Иакинф подошел к окошку. Сквозь него и в самом деле было
На столе у окна Иакинф увидел несколько книг и журналов на русском, немецком, французском и английском языках.
— А вы, я вижу, Николай Александрович, не совсем оставили свои исторические изыскания, — сказал Иакинф, беря со стола нумер "Revue Encyclop^edique" за октябрь тысяча восемьсот тридцатого года, раскрытый на статье об экономическом развитии Великобритании.
— Да вот задумал написать трактат. Не столько исторический, сколько экономический. И надеюсь, вы мне в этом поможете.
— Охотно, ежели я и впрямь могу чем-нибудь вам помочь.
— Еще как! Меня очень занимает последнее времл вопрос о свободе торговли и промышленности…
Иакинф (все еще с журналом в руках) удивленно взглянул на Бестужева.
— Да, да! Не удивляйтесь! Я просто не могу понять, как эта простая истина до сих пор не находит общего признания, а наше правительство и один из его столпов, Канкрин, которого Николай почитает, должно быть, финансовым гением, ставит ей палки в колеса и безудержно насаждает изживший себя протекционизм. Да, история и политика, они так тесно переплетены в моем сознании! История! — Бестужев подошел к столу, быстро перелистал стопку бумаг и пытливо взглянул Иакинфу в глаза, как бы призывая его в союзники. — Только писать ее надобно совсем иначе, чем до сих пор. Беда в том, что история все больше писала о царях да полководцах. А политика принимала в рассуждение выгоды одних кабинетов. О народе же, его нуждах, о его счастии или бедствиях мы, в сущности, ничего не ведали, и потому наружный блеск дворов принимали за истинное счастие государств, богатства гильдейского купечества и банков — за благосостояние целого народа! Давно пора понять, что сила государства составляется из народа, что его благосостояние и есть истинное богатство государственное, а пышность двора и горстки высших сословий — это только язва на теле народном, которая нередко влечет расстройство всего организма.
— И в каком состоянии ваша работа?
— Да вот, как видите, тружусь. Перерыл кучу книг. Проштудировал статьи о хозяйственном развитии Англии, Франции, Северо-Американских соединенных областей во всех важнейших европейских журналах. Пишу. — Он поднял толстую пачку исписанных листов. — А что толку? Ну, прочту трактат в кругу товарищей на очередном собрании нашей каторжной академии. Ну соберемся, поспорим.

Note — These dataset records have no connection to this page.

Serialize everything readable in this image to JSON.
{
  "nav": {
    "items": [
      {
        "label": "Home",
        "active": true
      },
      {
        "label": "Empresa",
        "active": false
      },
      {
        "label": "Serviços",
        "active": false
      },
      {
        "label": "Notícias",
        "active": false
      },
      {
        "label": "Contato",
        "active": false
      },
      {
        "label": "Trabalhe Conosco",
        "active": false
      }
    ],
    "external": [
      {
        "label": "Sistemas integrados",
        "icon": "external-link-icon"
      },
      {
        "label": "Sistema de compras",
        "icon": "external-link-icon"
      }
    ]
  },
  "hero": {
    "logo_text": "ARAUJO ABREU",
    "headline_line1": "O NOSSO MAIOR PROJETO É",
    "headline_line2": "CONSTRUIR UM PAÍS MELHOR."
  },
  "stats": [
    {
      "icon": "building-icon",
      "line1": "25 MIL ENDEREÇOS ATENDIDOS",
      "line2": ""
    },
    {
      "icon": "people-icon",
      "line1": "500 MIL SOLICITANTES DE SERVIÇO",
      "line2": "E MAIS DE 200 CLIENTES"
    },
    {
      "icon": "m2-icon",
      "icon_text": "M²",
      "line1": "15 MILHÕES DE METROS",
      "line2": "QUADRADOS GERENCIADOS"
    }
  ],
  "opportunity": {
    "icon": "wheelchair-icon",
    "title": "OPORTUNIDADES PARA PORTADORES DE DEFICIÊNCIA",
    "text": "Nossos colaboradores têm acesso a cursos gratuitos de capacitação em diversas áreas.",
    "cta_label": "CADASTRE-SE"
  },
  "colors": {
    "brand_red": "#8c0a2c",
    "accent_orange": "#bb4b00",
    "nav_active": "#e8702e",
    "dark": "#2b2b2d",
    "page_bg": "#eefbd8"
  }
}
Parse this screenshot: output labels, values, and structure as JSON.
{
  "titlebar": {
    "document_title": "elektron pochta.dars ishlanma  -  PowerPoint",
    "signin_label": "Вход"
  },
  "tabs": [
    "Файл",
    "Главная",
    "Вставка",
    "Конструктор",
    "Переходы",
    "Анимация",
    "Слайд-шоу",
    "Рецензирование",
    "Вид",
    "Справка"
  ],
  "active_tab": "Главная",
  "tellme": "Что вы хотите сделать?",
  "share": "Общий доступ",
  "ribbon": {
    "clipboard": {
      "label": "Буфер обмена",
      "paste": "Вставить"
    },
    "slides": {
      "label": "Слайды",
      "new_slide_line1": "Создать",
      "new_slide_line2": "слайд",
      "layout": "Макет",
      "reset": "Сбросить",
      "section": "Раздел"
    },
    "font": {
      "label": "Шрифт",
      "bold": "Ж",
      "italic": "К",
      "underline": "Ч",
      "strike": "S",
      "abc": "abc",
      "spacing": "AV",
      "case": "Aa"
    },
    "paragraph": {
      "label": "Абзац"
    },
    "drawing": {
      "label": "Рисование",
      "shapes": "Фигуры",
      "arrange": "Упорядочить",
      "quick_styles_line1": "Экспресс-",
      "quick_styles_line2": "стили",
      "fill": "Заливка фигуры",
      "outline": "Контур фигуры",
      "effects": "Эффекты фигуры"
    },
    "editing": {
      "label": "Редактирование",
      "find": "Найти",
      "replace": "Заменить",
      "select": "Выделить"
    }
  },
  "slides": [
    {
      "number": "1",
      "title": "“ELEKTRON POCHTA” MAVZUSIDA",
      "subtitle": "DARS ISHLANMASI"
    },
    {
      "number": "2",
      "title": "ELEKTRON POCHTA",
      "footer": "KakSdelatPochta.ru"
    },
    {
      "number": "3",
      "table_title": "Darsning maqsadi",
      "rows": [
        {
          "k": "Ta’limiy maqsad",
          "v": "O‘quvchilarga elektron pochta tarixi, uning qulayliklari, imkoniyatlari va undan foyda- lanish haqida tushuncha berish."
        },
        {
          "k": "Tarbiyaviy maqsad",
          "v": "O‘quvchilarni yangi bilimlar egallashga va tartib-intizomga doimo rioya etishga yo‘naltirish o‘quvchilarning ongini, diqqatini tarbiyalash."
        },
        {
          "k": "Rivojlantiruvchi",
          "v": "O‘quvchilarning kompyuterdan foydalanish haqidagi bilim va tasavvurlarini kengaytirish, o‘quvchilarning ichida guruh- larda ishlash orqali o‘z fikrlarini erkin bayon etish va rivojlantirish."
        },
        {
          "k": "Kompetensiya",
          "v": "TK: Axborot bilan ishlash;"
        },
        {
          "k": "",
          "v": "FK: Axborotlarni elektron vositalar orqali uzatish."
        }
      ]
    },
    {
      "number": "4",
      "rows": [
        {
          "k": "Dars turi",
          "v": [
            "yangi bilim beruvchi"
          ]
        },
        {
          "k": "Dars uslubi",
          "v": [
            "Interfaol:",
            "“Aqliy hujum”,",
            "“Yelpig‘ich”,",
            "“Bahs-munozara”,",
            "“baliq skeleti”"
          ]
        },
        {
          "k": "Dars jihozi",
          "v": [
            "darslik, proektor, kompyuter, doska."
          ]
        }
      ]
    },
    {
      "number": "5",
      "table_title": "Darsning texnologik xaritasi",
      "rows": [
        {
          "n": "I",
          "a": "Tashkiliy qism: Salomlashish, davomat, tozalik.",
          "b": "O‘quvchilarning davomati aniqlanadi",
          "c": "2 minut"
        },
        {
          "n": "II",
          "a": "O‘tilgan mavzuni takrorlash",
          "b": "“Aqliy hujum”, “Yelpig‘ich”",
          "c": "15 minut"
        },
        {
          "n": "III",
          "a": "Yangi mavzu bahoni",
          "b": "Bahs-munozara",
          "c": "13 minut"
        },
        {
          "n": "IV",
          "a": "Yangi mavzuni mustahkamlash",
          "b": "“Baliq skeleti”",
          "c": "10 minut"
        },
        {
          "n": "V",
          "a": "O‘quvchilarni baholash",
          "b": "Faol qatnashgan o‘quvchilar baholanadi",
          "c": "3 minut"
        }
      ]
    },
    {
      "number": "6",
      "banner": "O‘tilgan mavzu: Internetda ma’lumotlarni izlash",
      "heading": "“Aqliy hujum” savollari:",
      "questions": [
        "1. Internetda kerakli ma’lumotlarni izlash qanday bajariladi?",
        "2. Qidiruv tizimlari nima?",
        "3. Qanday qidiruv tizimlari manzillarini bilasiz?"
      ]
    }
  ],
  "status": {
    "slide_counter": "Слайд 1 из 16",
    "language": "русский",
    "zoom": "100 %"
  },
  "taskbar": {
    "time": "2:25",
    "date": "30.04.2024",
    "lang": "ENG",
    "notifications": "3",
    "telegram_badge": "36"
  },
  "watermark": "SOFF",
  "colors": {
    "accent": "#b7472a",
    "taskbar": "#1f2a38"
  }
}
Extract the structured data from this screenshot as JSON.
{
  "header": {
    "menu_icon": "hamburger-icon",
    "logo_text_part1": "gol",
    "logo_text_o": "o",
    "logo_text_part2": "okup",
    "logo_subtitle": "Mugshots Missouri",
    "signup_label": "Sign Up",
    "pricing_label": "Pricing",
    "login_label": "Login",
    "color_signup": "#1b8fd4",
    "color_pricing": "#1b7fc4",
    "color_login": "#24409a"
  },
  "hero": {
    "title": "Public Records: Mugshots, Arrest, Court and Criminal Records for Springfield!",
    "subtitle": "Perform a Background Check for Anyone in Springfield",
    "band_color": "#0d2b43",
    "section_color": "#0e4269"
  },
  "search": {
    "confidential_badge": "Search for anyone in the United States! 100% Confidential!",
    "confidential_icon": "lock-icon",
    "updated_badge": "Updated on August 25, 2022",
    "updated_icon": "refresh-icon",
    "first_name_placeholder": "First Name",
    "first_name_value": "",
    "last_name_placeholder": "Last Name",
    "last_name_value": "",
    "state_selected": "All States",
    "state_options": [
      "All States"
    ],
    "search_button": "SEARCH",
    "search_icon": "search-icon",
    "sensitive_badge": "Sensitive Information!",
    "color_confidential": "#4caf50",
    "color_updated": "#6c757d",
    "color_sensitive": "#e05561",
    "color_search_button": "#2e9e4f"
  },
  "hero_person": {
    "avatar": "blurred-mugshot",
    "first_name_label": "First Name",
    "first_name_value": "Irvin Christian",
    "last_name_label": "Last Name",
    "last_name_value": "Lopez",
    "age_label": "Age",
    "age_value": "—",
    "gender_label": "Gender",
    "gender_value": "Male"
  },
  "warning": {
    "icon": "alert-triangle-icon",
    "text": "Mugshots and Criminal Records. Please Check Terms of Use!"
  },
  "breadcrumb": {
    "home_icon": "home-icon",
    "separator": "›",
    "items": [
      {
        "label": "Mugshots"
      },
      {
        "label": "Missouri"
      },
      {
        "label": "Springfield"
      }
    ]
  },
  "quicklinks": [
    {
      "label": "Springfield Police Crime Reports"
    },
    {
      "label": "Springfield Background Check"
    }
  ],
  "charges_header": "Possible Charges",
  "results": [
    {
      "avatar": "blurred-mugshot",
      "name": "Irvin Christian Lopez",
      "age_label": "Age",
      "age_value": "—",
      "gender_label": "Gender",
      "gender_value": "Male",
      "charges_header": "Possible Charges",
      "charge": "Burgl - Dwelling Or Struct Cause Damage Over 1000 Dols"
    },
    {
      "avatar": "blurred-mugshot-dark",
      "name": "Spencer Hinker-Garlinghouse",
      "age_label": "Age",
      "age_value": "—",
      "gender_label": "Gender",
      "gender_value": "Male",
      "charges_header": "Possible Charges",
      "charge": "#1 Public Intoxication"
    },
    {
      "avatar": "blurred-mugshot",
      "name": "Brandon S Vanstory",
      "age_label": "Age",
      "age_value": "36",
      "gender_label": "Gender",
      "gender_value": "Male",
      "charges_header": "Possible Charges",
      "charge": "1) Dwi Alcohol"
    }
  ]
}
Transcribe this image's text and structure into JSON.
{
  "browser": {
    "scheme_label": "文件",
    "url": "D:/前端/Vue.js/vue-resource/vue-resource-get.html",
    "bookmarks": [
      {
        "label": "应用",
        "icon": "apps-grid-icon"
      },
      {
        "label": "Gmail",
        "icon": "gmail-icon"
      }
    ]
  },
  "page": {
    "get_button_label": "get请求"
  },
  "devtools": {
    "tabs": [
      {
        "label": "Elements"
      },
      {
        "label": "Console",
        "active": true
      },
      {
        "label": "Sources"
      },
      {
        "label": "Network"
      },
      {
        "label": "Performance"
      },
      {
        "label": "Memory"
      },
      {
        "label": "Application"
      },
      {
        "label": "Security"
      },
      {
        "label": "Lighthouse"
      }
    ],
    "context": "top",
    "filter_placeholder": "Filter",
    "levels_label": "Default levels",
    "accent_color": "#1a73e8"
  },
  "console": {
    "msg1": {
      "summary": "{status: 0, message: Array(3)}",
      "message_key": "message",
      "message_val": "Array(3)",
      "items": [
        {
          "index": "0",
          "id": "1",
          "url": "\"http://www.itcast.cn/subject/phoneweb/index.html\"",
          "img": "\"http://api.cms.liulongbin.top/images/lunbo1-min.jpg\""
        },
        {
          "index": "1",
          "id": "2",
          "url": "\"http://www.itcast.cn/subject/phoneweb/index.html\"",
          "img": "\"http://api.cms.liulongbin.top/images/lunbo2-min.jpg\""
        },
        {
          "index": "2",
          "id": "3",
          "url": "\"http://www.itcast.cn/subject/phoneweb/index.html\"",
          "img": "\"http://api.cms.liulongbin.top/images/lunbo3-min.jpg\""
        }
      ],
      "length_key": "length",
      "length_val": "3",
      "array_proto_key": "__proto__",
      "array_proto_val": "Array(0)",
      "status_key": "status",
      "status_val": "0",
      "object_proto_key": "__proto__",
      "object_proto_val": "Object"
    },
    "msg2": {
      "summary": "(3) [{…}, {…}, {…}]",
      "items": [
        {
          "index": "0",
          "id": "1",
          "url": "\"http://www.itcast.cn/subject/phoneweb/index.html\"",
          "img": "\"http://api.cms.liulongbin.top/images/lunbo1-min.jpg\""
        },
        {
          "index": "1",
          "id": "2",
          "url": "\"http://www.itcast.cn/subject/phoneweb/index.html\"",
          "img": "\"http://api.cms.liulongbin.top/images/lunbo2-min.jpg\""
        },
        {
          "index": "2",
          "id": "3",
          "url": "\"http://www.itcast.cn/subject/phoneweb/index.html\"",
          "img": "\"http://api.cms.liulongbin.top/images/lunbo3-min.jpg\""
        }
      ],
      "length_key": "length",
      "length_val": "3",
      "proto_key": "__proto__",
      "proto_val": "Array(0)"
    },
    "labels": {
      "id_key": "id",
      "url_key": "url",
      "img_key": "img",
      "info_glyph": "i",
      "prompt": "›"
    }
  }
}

— Может быть, все-таки удастся напечатать? Вернувшись в Россию, я попробую поговорить об этом с Полевым или Погодиным. В Москве у меня были и с тем и другим очень приятные встречи.
— Да где там напечатаешь! Ведь даже имена наши запрещены к упоминанию, — сказал Бестужев с горечью.
— Но чем бы я вам мог помочь? Вы можете не сомневаться, я готов сделать все, что в моих силах.
— Разумеется. А помочь вы и в самом деле можете. Вы хорошо знаете Кяхту и, как мне намедни рассказали, намерены предпринять дальние поездки по китайской границе для изучения нашей азиатской торговли. Меня теперь очень занимает вопрос о внешней торговле. О торговле и о гильдейских ограничениях. Я убежден, что разделение купечества на гильдии имеет весьма важные невыгоды для торговли и для нашего промышленного развития. Целые отрасли торговли сосредоточиваются в руках богатеев, которые, объединяясь в гильдии, произвольно вздувают цены. Вот меня и интересует, в частности, как обстоит ныне с чайной торговлей в Кяхте. Ведь, насколько я знаю, чайный торг у нас ведется именно через Кяхту. А вы в ней не раз бывали и в начале века и теперь.
— Ну как же. И средь кяхтинских купцов у меня весьма обширные знакомства. Что я вам могу сказать? Когда я был в Кяхте в тысяча восемьсот седьмом году, торговать чаем дозволялось купцам всех гильдий. Китайский чай шел через границу в больших количествах. И употребление чая быстро вошло в привычку по всей Сибири. И в городах, и по большим дорогам. Вы знаете — я поездил по Сибири и по Забайкалью и видел это собственными глазами.
— А как обстоит дело теперь? — расспрашивал Бестужев.